Rexingen, heute ein Teil von Horb, liegt ungefähr 40 Kilometer von Stuttgart entfernt. Seine 425 jüdischen Einwohner machten im Jahr 1885 fast die Hälfte der Rexinger aus. Einer von ihnen war David Wälder, der hier am 29. Juni 1883 als Sohn von Jakob Wälder und seiner Ehefrau Hannchen, geb. Löwenstein, zur Welt kam. Er hatte zwei ältere und zwei jüngere Brüder sowie eine jüngere Schwester. Die achtköpfige Familie wohnte in der Brühlstraße Haus Nr. 104, heute Freudenstädter Straße 17, praktisch gegenüber der Synagoge. Über die Ausbildung von David Wälder ist nichts bekannt.
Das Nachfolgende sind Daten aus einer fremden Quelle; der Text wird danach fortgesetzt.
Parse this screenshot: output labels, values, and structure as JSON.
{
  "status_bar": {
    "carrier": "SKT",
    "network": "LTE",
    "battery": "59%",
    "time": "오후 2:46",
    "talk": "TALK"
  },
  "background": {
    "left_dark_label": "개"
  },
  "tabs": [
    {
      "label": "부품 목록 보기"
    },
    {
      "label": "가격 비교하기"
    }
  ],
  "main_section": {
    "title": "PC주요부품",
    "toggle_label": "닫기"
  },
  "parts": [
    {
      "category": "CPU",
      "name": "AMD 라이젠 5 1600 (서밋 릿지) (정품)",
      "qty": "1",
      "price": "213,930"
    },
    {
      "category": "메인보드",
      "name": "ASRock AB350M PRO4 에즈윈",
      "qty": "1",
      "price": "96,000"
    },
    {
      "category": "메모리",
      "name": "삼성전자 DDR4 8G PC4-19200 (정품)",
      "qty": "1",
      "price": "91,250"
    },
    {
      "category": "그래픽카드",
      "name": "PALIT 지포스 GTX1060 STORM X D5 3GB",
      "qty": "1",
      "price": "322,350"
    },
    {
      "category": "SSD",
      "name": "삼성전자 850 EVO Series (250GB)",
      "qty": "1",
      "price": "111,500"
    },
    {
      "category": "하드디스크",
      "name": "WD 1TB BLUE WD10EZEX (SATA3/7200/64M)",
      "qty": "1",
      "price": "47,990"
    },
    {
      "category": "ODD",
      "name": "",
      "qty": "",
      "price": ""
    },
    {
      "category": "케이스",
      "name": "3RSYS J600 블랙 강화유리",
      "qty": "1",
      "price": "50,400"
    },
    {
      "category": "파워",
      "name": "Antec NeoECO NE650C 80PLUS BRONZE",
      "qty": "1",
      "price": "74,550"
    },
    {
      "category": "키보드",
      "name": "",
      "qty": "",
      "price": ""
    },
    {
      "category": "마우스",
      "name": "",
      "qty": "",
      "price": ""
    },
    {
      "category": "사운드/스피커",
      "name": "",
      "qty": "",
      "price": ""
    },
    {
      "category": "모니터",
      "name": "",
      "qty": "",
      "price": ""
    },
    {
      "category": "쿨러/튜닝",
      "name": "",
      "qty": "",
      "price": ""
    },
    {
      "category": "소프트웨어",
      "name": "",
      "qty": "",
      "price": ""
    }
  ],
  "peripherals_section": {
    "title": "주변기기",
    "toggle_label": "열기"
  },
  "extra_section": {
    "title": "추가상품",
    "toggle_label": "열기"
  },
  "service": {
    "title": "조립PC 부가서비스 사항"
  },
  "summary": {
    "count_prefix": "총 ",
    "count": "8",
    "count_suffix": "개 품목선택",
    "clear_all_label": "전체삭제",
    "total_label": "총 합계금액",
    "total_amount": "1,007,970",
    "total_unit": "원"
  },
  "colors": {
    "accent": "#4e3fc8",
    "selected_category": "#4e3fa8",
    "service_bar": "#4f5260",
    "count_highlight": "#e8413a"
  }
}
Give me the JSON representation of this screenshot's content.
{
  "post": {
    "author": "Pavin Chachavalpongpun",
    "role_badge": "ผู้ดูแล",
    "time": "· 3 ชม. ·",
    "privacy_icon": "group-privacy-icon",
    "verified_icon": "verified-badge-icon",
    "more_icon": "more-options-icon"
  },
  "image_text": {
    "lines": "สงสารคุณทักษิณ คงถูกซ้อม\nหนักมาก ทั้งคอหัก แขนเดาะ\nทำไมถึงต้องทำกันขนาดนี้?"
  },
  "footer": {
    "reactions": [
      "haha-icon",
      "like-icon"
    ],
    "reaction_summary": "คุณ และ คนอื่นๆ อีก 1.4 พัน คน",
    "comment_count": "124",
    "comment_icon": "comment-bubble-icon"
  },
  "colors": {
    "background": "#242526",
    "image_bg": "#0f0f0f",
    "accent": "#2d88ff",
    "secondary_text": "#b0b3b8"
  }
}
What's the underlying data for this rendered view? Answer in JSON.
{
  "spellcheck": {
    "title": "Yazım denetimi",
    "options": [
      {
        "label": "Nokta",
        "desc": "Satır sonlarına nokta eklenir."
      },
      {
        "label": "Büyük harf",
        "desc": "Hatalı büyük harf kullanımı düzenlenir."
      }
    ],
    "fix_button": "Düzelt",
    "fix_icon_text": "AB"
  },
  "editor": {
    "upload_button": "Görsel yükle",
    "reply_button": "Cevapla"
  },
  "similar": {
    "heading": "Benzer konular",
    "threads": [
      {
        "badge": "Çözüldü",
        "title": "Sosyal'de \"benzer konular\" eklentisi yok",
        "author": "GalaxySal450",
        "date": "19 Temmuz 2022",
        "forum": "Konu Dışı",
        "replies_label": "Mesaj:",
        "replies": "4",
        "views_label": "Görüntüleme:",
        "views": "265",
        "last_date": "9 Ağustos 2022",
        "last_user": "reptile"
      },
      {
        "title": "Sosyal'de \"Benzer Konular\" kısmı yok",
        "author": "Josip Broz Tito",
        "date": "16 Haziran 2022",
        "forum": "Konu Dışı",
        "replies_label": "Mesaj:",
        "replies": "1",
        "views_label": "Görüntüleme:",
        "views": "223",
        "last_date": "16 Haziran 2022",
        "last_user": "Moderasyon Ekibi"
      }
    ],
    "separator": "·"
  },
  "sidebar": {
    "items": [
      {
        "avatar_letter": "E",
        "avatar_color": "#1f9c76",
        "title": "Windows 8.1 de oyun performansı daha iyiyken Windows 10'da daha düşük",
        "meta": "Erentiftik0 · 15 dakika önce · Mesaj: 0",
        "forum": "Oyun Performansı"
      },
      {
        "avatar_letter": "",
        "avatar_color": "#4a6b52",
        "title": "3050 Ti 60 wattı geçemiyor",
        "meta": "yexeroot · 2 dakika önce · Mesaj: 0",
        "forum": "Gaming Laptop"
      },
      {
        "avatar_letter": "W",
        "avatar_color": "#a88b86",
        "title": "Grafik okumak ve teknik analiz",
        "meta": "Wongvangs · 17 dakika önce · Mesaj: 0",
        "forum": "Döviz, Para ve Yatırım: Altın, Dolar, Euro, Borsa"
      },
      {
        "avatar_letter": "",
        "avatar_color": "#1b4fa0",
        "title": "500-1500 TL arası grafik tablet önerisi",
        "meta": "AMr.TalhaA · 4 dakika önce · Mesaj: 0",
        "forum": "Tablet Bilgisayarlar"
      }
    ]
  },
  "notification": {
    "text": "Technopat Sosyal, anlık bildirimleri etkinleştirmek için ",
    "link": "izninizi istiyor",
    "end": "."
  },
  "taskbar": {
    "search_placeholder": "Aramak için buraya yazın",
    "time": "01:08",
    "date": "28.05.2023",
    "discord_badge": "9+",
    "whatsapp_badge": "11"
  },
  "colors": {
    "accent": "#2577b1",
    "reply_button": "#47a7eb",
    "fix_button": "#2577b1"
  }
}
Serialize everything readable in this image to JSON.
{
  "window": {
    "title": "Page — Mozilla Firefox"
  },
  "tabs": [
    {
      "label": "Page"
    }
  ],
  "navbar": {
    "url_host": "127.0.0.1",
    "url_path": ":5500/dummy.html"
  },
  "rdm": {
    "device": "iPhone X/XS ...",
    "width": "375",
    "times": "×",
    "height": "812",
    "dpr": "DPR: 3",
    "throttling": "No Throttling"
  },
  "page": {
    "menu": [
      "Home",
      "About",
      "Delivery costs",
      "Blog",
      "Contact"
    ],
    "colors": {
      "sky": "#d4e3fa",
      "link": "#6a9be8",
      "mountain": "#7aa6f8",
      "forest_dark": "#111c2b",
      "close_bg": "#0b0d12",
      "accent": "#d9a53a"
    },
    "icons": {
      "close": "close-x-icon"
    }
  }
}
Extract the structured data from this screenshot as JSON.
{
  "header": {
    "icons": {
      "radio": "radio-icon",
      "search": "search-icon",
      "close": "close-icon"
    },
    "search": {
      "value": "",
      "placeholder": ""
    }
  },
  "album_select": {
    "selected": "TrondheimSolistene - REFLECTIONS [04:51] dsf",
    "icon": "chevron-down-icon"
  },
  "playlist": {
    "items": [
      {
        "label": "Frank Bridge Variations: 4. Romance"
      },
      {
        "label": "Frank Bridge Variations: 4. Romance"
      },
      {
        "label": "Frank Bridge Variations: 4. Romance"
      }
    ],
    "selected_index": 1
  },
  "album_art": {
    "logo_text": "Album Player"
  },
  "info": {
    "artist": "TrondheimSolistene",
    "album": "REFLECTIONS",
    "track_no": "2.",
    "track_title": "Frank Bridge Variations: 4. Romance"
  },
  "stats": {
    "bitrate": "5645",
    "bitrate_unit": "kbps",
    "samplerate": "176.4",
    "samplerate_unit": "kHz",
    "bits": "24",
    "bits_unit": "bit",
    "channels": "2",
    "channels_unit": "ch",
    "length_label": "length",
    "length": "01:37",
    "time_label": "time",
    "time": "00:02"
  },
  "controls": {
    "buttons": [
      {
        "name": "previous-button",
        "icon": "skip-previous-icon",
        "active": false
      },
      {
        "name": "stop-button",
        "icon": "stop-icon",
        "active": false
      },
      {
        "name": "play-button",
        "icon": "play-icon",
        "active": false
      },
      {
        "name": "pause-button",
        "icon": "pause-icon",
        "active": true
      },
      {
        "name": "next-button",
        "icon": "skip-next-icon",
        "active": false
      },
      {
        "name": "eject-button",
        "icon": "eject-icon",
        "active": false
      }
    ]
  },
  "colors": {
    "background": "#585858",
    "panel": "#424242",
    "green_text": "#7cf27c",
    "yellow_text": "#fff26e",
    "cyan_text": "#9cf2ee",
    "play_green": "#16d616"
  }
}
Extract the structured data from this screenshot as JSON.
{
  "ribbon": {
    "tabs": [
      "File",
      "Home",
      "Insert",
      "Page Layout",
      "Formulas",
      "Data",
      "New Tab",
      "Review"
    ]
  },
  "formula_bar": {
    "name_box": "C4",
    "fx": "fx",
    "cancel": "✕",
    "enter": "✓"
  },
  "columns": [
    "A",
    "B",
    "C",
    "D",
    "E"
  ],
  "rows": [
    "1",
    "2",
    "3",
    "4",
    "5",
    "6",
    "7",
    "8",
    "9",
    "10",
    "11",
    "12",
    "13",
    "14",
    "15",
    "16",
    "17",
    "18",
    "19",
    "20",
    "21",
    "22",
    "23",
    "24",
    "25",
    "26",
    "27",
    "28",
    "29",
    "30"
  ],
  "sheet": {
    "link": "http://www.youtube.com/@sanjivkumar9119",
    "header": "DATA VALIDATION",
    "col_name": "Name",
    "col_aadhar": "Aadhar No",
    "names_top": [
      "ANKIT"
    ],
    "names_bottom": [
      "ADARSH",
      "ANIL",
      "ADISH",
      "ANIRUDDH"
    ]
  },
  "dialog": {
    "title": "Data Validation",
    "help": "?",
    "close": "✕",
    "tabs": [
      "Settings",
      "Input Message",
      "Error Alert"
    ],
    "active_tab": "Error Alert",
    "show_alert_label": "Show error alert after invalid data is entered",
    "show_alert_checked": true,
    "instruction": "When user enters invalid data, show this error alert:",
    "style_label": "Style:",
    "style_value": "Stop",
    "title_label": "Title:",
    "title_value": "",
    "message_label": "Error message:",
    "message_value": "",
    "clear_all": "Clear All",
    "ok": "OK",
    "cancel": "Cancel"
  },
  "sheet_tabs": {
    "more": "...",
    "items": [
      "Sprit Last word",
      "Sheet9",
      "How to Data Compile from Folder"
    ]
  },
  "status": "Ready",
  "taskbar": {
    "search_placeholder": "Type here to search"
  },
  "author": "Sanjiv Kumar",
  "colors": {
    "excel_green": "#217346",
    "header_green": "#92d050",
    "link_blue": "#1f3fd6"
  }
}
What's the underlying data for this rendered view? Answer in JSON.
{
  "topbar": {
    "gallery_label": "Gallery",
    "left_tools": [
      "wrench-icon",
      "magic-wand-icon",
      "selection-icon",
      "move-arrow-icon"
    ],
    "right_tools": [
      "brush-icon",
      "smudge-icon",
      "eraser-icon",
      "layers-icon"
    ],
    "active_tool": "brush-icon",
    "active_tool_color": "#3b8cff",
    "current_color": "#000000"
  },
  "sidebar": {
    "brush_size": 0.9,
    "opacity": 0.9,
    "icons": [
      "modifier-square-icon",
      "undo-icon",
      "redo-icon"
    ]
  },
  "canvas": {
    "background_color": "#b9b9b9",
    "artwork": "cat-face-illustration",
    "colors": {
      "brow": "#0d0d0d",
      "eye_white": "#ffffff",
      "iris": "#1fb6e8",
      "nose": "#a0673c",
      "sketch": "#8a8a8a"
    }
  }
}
Seine beiden älteren Brüder übernahmen den Viehhandel des Vaters, weshalb er einen Beruf im Textilbereich wählte. Die Rexinger Firma M.W. Zürndorfer, ein Manufaktur-, Aussteuer- und Gemischtwarengeschäft mit Versandhandel hätte sich möglicherweise zur Ausbildung angeboten.

Gleich nach Ende des Ersten Weltkrieges heiratete David Wälder am 11. März 1918 in Worms die Andernacherin Bertha Sander, geb. am 30. Oktober 1888. Schon am 9. Dezember 1918 bekam die junge Familie mit Sohn Friedrich den freudig erwarteten Nachwuchs. Vermutlich im gleichen Jahr war die Familie in Stuttgart, in das Haus Klugestraße 2, damals Bismarckstraße 96, gezogen.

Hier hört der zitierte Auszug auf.